Problem 6: The angle of elevation of a cloud from a point, which is somewhere on the surface of the water of a lake, is 30°. The angle of depression of the shadow of a cloud in the water of the lake from the same point is 60°. If the height of the cloud is 75 m then find the depth of the shadow. (Take √3 = 1.73).

Solution:
First, draw a basic diagram of the given problem as below:
In this figure, AB is the water surface of the lake. Points C and D represent the cloud and its shadow respectively. ∠ABC and ∠ABD are the right angles. BC is the height of the cloud, i.e. 75 m and BD is the depth of the shadow. ∠BAC and ∠BAD are the angle of elevation and the angle of the depression, i.e. 30° and 60°.
In ΔABC,
$\tan A = \dfrac{BC}{AB}$
i.e.
$\begin{aligned}\tan 30{\degree}&=\dfrac{75}{AB}\\AB&=75\sqrt{3}\text{ m}\\&=129.75 \text{ m}\end{aligned}$
Now in ΔABD,
$\tan A = \dfrac{BC}{AB}$
or
$\begin{aligned}\tan60{\degree}&=\dfrac{BD}{AB}\\BD&=AB\sqrt{3}\text{ m}\\&=224.46\text{ m}\end{aligned}$
Hence, the depth of the shadow is 224.46 m.

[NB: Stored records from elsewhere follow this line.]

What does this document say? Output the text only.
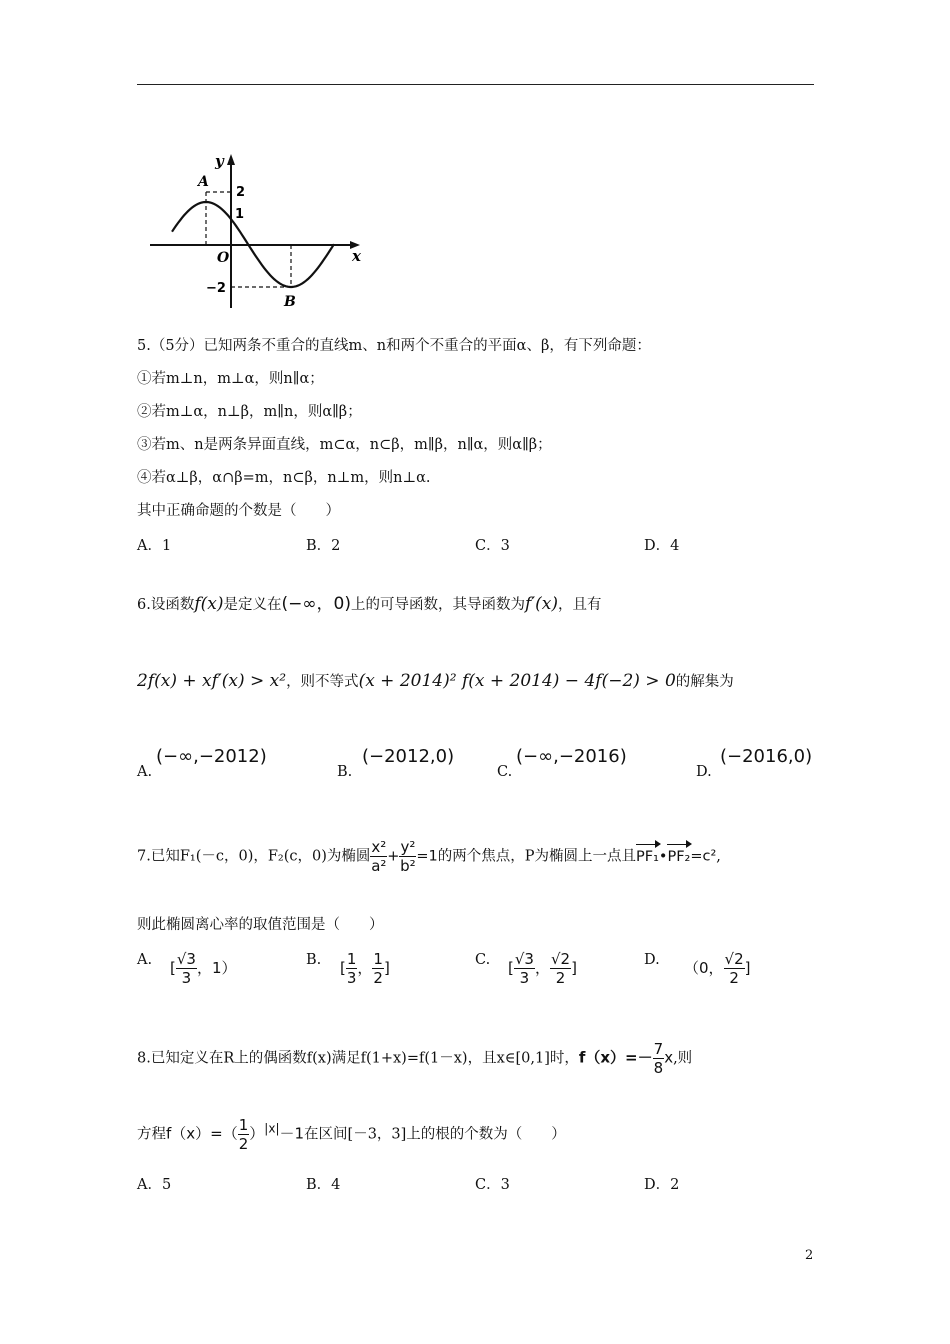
y
x
A
B
O
2
1
−2
5.（5分）已知两条不重合的直线m、n和两个不重合的平面α、β，有下列命题：
①若m⊥n，m⊥α，则n∥α；
②若m⊥α，n⊥β，m∥n，则α∥β；
③若m、n是两条异面直线，m⊂α，n⊂β，m∥β，n∥α，则α∥β；
④若α⊥β，α∩β=m，n⊂β，n⊥m，则n⊥α.
其中正确命题的个数是（　　）
A．1	B．2	C．3	D．4
6.设函数f(x)是定义在(−∞，0)上的可导函数，其导函数为f′(x)，且有
2f(x) + xf′(x) > x²，则不等式(x + 2014)² f(x + 2014) − 4f(−2) > 0的解集为
A.
(−∞,−2012)
B.
(−2012,0)
C.
(−∞,−2016)
D.
(−2016,0)
7.已知F₁(－c，0)，F₂(c，0)为椭圆 $\frac{\text{x²}}{\text{a²}} + \frac{\text{y²}}{\text{b²}} =1$的两个焦点，P为椭圆上一点且PF₁•PF₂=c²,
则此椭圆离心率的取值范围是（　　）
A. [ $\frac{√3}{3}$ ，1）	B. [ $\frac{1}{3}$ ， $\frac{1}{2}$ ]	C. [ $\frac{√3}{3}$ ， $\frac{√2}{2}$ ]	D. （0， $\frac{√2}{2}$ ]
8.已知定义在R上的偶函数f(x)满足f(1+x)=f(1－x)，且x∈[0,1]时，$f(x)=- \frac{7}{8} x$,则
方程$f(x)=( \frac{1}{2} )^{|x|}-1$在区间[－3，3]上的根的个数为（　　）
A．5	B．4	C．3	D．2
2
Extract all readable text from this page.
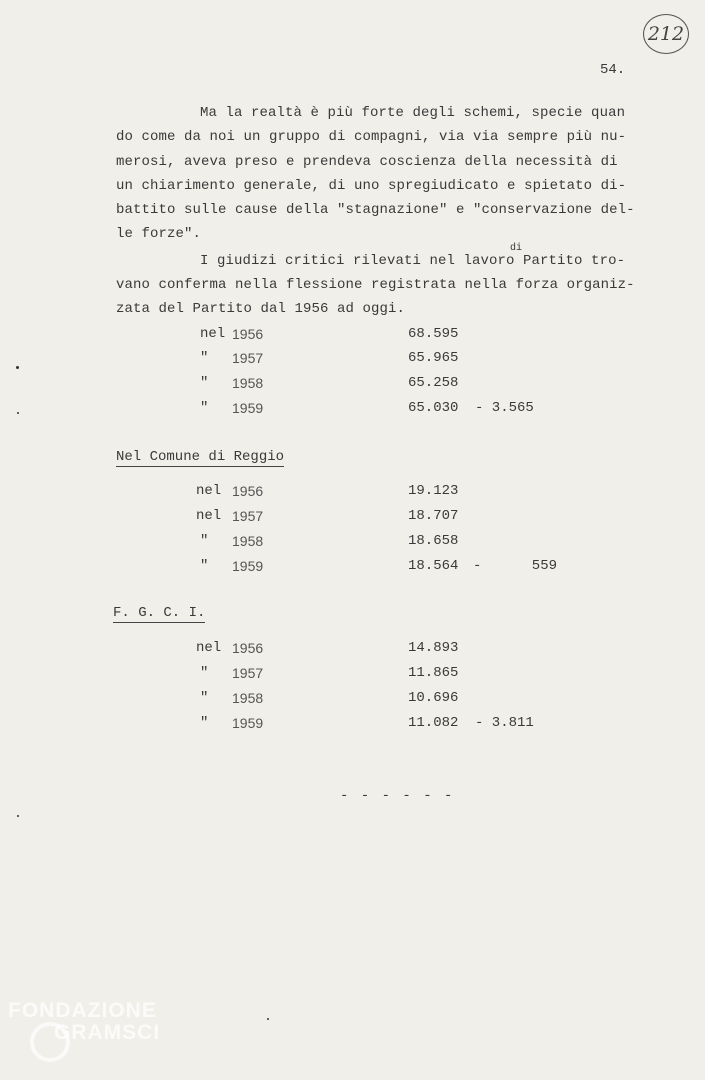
212
54.
Ma la realtà è più forte degli schemi, specie quan
do come da noi un gruppo di compagni, via via sempre più nu-
merosi, aveva preso e prendeva coscienza della necessità di
un chiarimento generale, di uno spregiudicato e spietato di-
battito sulle cause della "stagnazione" e "conservazione del-
le forze".
di
I giudizi critici rilevati nel lavoro Partito tro-
vano conferma nella flessione registrata nella forza organiz-
zata del Partito dal 1956 ad oggi.
nel 1956	68.595
" 1957	65.965
" 1958	65.258
" 1959	65.030 - 3.565
Nel Comune di Reggio
nel 1956	19.123
nel 1957	18.707
" 1958	18.658
" 1959	18.564 -      559
F. G. C. I.
nel 1956	14.893
" 1957	11.865
" 1958	10.696
" 1959	11.082 - 3.811
- - - - - -
FONDAZIONE
GRAMSCI
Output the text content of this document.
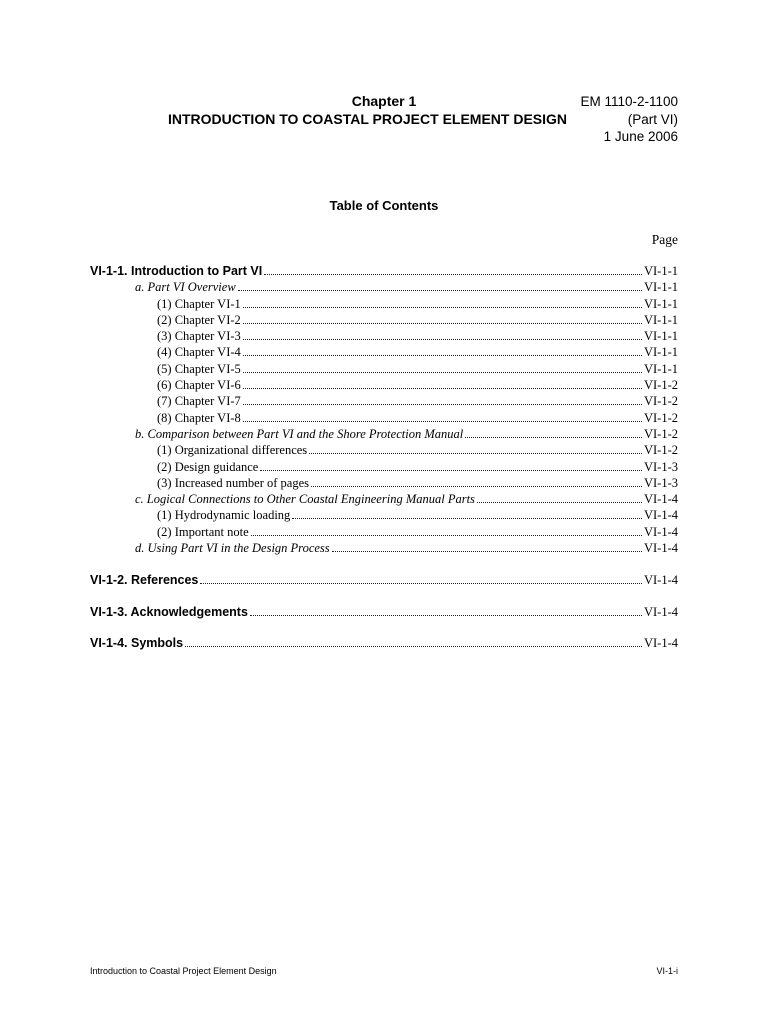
Chapter 1	EM 1110-2-1100
INTRODUCTION TO COASTAL PROJECT ELEMENT DESIGN	(Part VI)
1 June 2006
Table of Contents
Page
VI-1-1. Introduction to Part VI	VI-1-1
a. Part VI Overview	VI-1-1
(1) Chapter VI-1	VI-1-1
(2) Chapter VI-2	VI-1-1
(3) Chapter VI-3	VI-1-1
(4) Chapter VI-4	VI-1-1
(5) Chapter VI-5	VI-1-1
(6) Chapter VI-6	VI-1-2
(7) Chapter VI-7	VI-1-2
(8) Chapter VI-8	VI-1-2
b. Comparison between Part VI and the Shore Protection Manual	VI-1-2
(1) Organizational differences	VI-1-2
(2) Design guidance	VI-1-3
(3) Increased number of pages	VI-1-3
c. Logical Connections to Other Coastal Engineering Manual Parts	VI-1-4
(1) Hydrodynamic loading	VI-1-4
(2) Important note	VI-1-4
d. Using Part VI in the Design Process	VI-1-4
VI-1-2. References	VI-1-4
VI-1-3. Acknowledgements	VI-1-4
VI-1-4. Symbols	VI-1-4
Introduction to Coastal Project Element Design	VI-1-i
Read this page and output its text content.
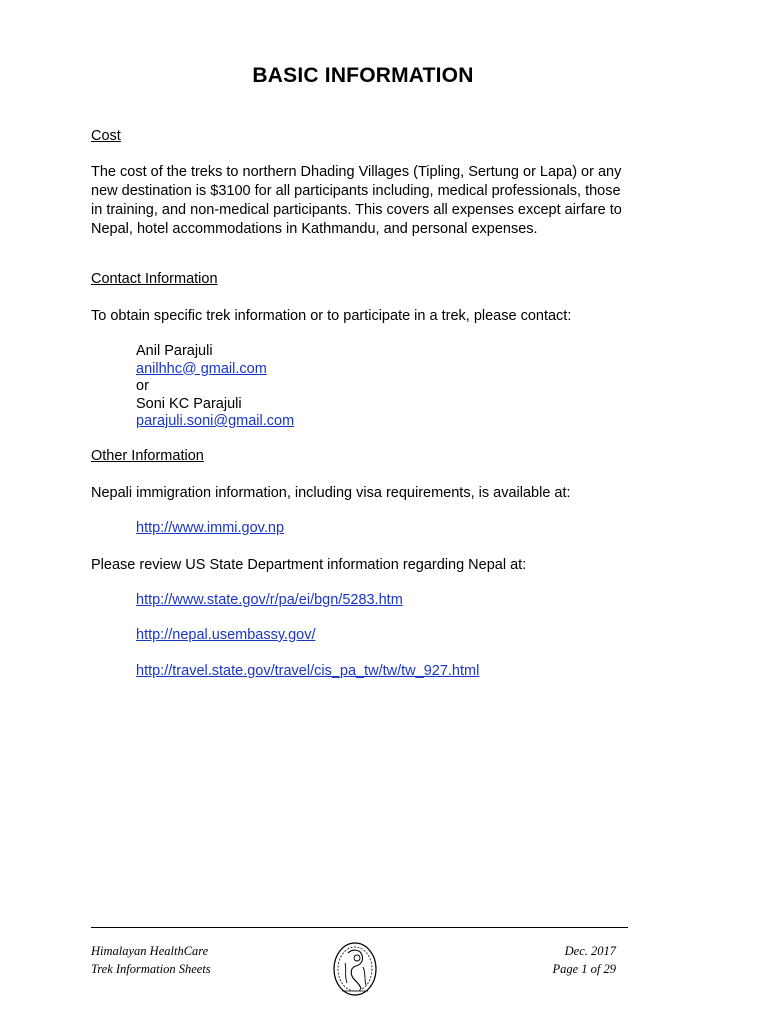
BASIC INFORMATION
Cost
The cost of the treks to northern Dhading Villages (Tipling, Sertung or Lapa) or any new destination is $3100 for all participants including, medical professionals, those in training, and non-medical participants. This covers all expenses except airfare to Nepal, hotel accommodations in Kathmandu, and personal expenses.
Contact Information
To obtain specific trek information or to participate in a trek, please contact:
Anil Parajuli
anilhhc@ gmail.com
or
Soni KC Parajuli
parajuli.soni@gmail.com
Other Information
Nepali immigration information, including visa requirements, is available at:
http://www.immi.gov.np
Please review US State Department information regarding Nepal at:
http://www.state.gov/r/pa/ei/bgn/5283.htm
http://nepal.usembassy.gov/
http://travel.state.gov/travel/cis_pa_tw/tw/tw_927.html
Himalayan HealthCare
Trek Information Sheets
Dec. 2017
Page 1 of 29
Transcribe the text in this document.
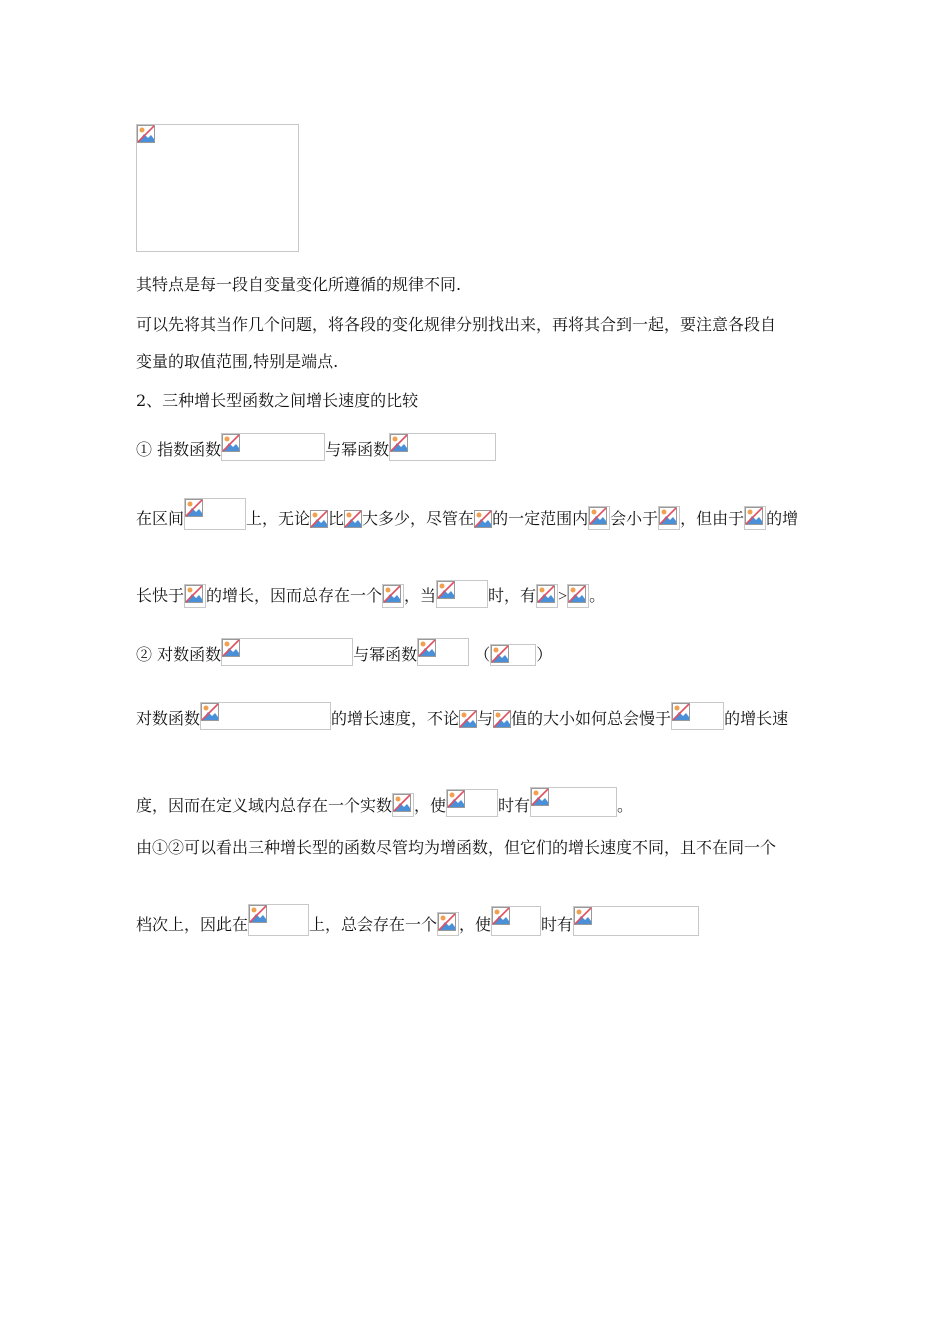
其特点是每一段自变量变化所遵循的规律不同.
可以先将其当作几个问题，将各段的变化规律分别找出来，再将其合到一起，要注意各段自
变量的取值范围,特别是端点.
2、三种增长型函数之间增长速度的比较
① 指数函数	与幂函数
在区间	上，无论 比 大多少，尽管在 的一定范围内 会小于 ，但由于 的增
长快于 的增长，因而总存在一个 ，当	时，有 > 。
② 对数函数	与幂函数	（	）
对数函数	的增长速度，不论 与 值的大小如何总会慢于	的增长速
度，因而在定义域内总存在一个实数 ，使	时有	。
由①②可以看出三种增长型的函数尽管均为增函数，但它们的增长速度不同，且不在同一个
档次上，因此在	上，总会存在一个 ，使	时有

Problem 7: Consider the following diagram:

If the √ACB is the right angle the find the AB and CD (Take √3 = 1.73).

Solution:
In ΔACD, use the trigonometry ratio sin A,
$\sin A = \dfrac{CD}{AD}$
i.e.
$\begin{aligned}\sin 30{\degree}&=\dfrac{CD}{5}\\\dfrac{1}{2}&=\dfrac{CD}{5}\\CD&=2.5 \text{ m}\end{aligned}$
And,
$\cos A = \dfrac{AC}{AD}$
i.e.
$\begin{aligned}\cos 30{\degree}&=\dfrac{AC}{5}\\\dfrac{\sqrt{3}}{2}&=\dfrac{AC}{5}\\AC&=4.33\text{ m}\end{aligned}$
In ΔBCD, use the trigonometry ratio $\tan B$ ,
$\tan B = \dfrac{CD}{BC}$
i.e.
$\begin{aligned}\tan45{\degree}&=\dfrac{CD}{BC}\\1&=\dfrac{CD}{BC}\end{aligned}$
BC = CD = 2.5 m
From the given figure:
i.e.
AC = AB + BC
or
AB = 4.33 m – 2.5 m
=1.83 m
Hence, AB = 1.83 m and CD = 2.5 m.

Problem 8: A 1.5 m tall boy is looking toward two buildings. Both buildings have a height of 12 m. The elevation angle of the top of the buildings are 45° and 60°. Find the distance between the two buildings and the distance of the boy from the near building.

Solution:
A simple diagram of the given problem is drawn below
Figure 6
In the above figure, CB and GH represent the two buildings, CG is the distance between the two buildings, CD and GD is the distance between the boy and foot of the buildings of EB and FH respectively.
In ΔCDE and ΔFDG,
EC = FG = EB – AD (Since, AD = CB = GH)
i.e.
EC = FG = 12 m – 1.5 m
or
EC = FG = 10.5 m
In ΔCDE, ∠CDE is equal to $60\degree$ and ∠DCE is the right angle.
$\tan D=\dfrac{EC}{CD}$
i.e.
$\begin{aligned}\tan60{\degree}&=\dfrac{10.5}{CD}\\CD&=\dfrac{10.5}{\sqrt{3}}\end{aligned}$
or
$\begin{aligned}\tan60{\degree}&=\dfrac{10.5}{CD}\\CD&=\dfrac{10.5}{\sqrt{3}}\\&=6.07\text{ m}\end{aligned}$
In ΔFDG, ∠FDG is $45{\degree}$ and ∠FGD is right angle.
$\tan D = \dfrac{FG}{GD}$
i.e.
$\begin{aligned}\tan45{\degree}&=\dfrac{10.5}{GD}\\GD&=10.5\text{ m}\end{aligned}$
The distance between the buildings is:
CG = GD – CD
= 10.5 m – 6.07 m
= 4.43 m
Hence, the distance between the buildings CG is 4.43 m and the distance between the boy and the foot of the near building CD is 6.07 m.